At 8 pm on 8 November 2016, as Prime Minister Narendra Modi took to a live broadcast on Doordarshan to make the historic announcement that the government was demonetising notes of Rs 500 and Rs 1,000, emphasising his commitment to ridding India of the “evils of corruption” and black money, at least five central agencies or commissions in Delhi were sitting on a tranche of documents that allegedly indicated that Modi had accepted bribes in excess of Rs 55 crore, or eight million dollars. It is unclear from the documents, whether there were 13 separate transactions that involved Modi and came to a total of Rs 55.2 crore or nine transactions totalling Rs 40.1 crore. In the documents, there appears to be a repetition of four specific transactions, which took place between 30 October 2013 and 29 November 2013 and have been accounted for under two separate headings.

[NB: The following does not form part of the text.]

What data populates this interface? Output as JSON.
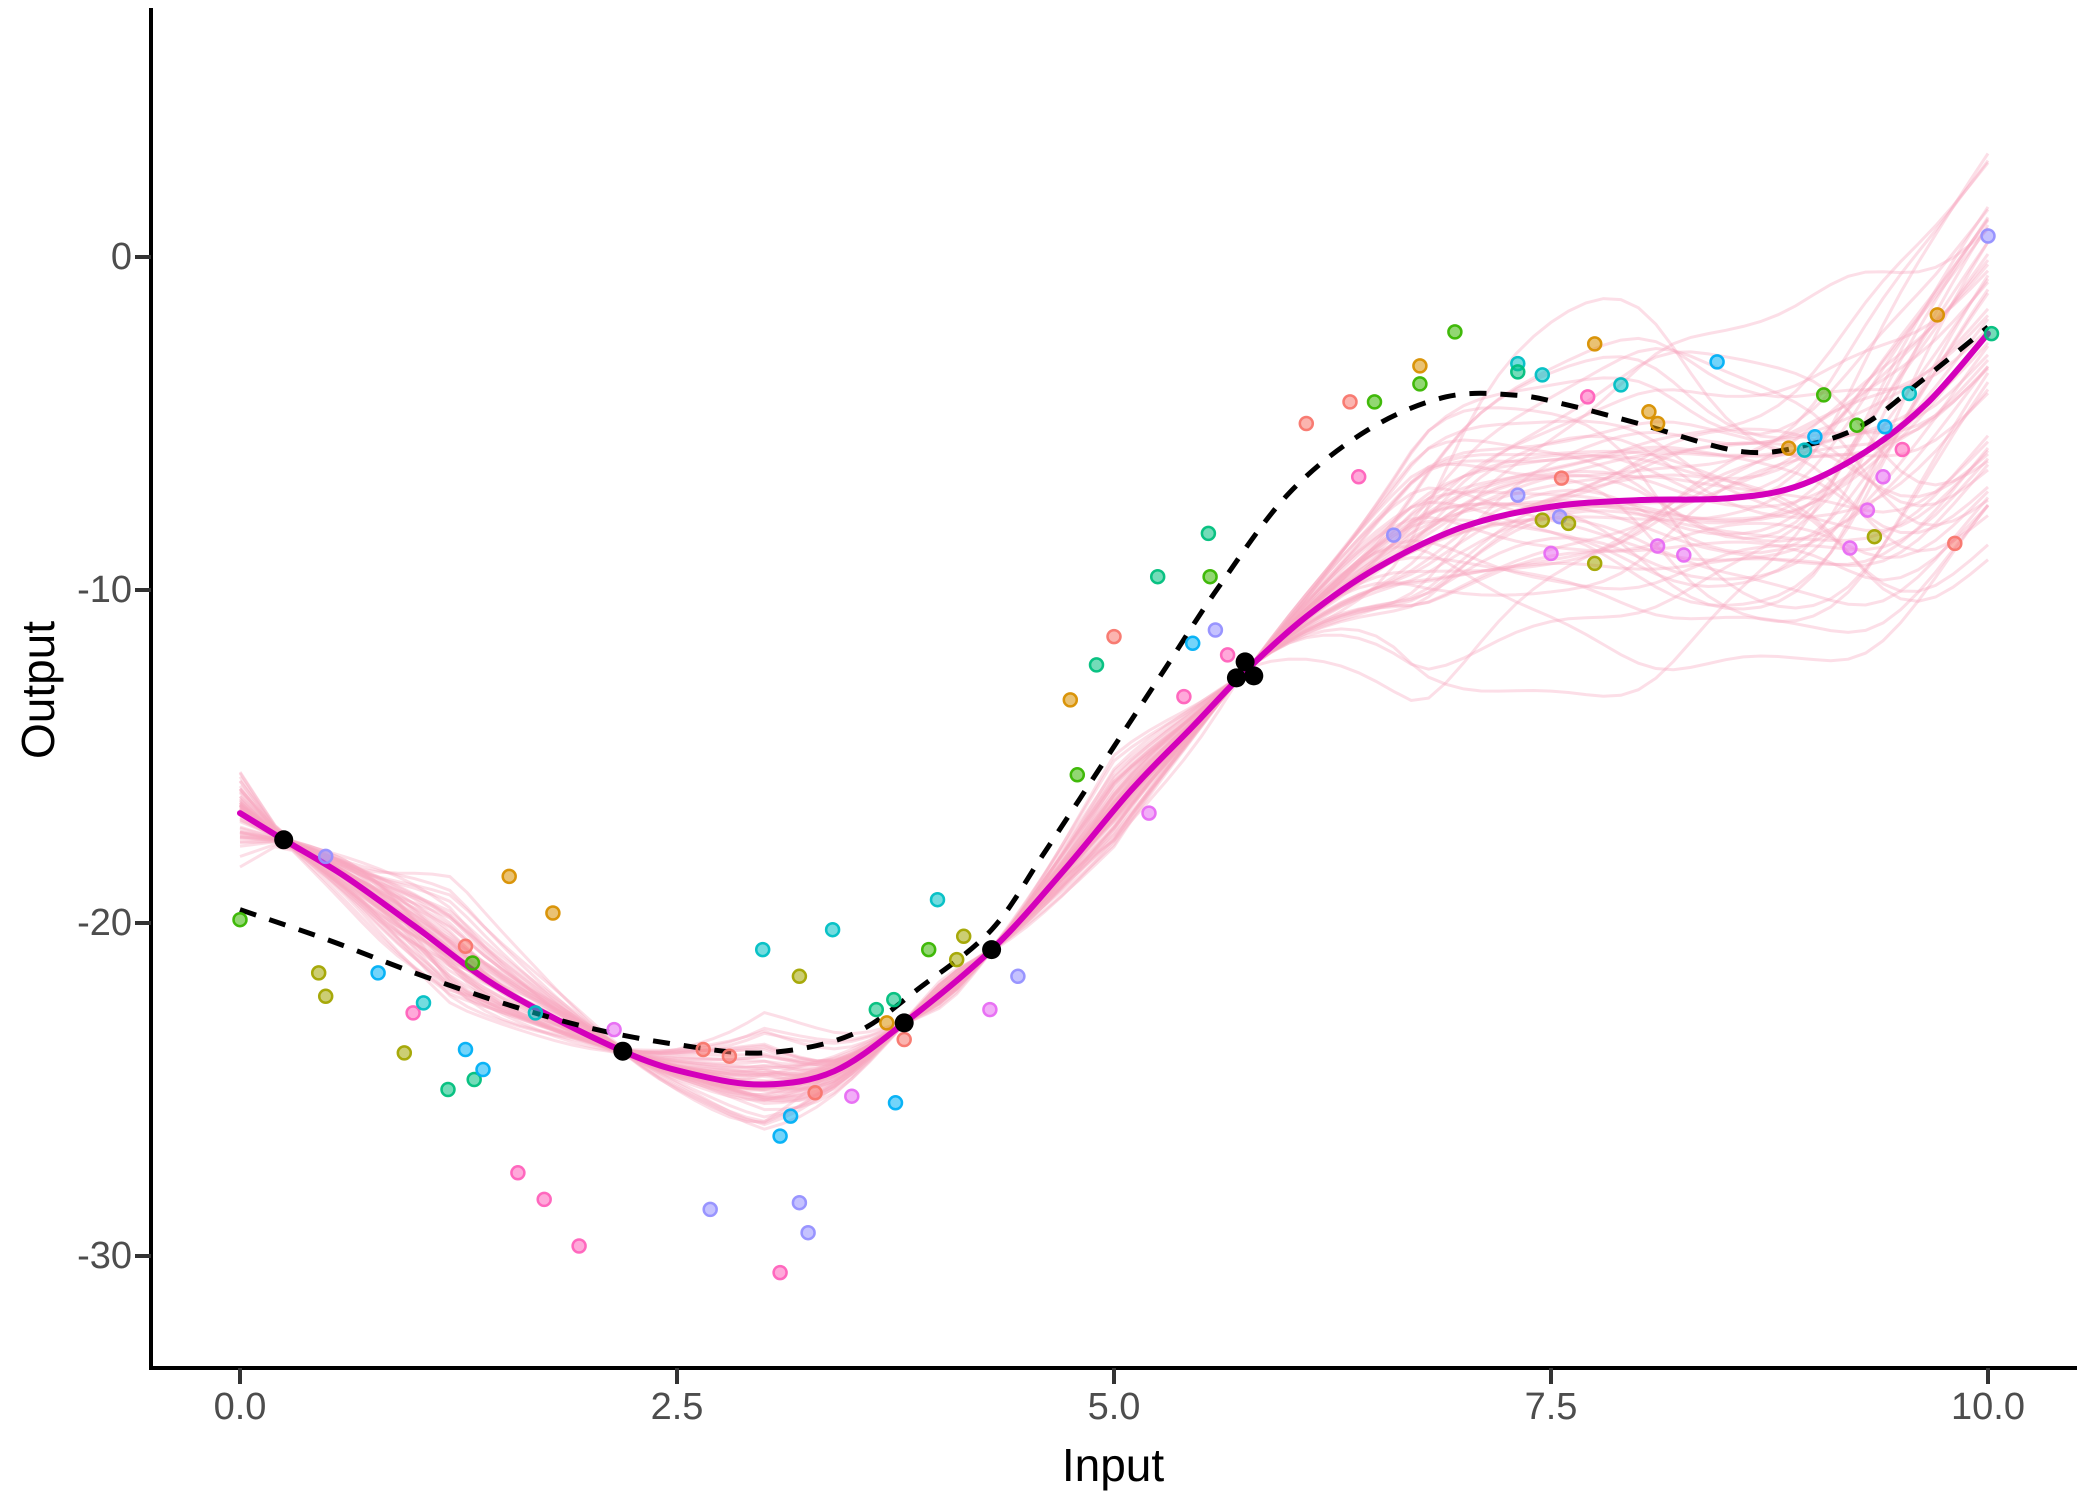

The documents, which have been doing the rounds in Delhi for the last few months, suggest that during his tenure as chief minister of Gujarat, Modi—along with a number of important politicians—was paid large amounts of cash by individuals associated with Subrata Roy, the founder-chairman of the Sahara India Group. These documents also suggest that the recipients of such favours included, among others: Shivraj Singh Chouhan, the chief minister of Madhya Pradesh; Raman Singh, the chief minister of Chhattisgarh; Shaina NC, the treasurer for the Bharatiya Janata party in Maharashtra and; Sheila Dikshit, the former chief minister of Delhi.
On 17 November, The Caravan and The Economic and Political Weekly (EPW) e-mailed and wrote letters to Modi, Chouhan, Singh, Shaina NC and Dikshit, seeking their responses to the information contained in the documents—which the income tax department seized during a raid it conducted on various premises of the Sahara India Group in the national capital region on 22 November 2014. At the time of publication, no responses had been received. These responses will be published as and when they come in.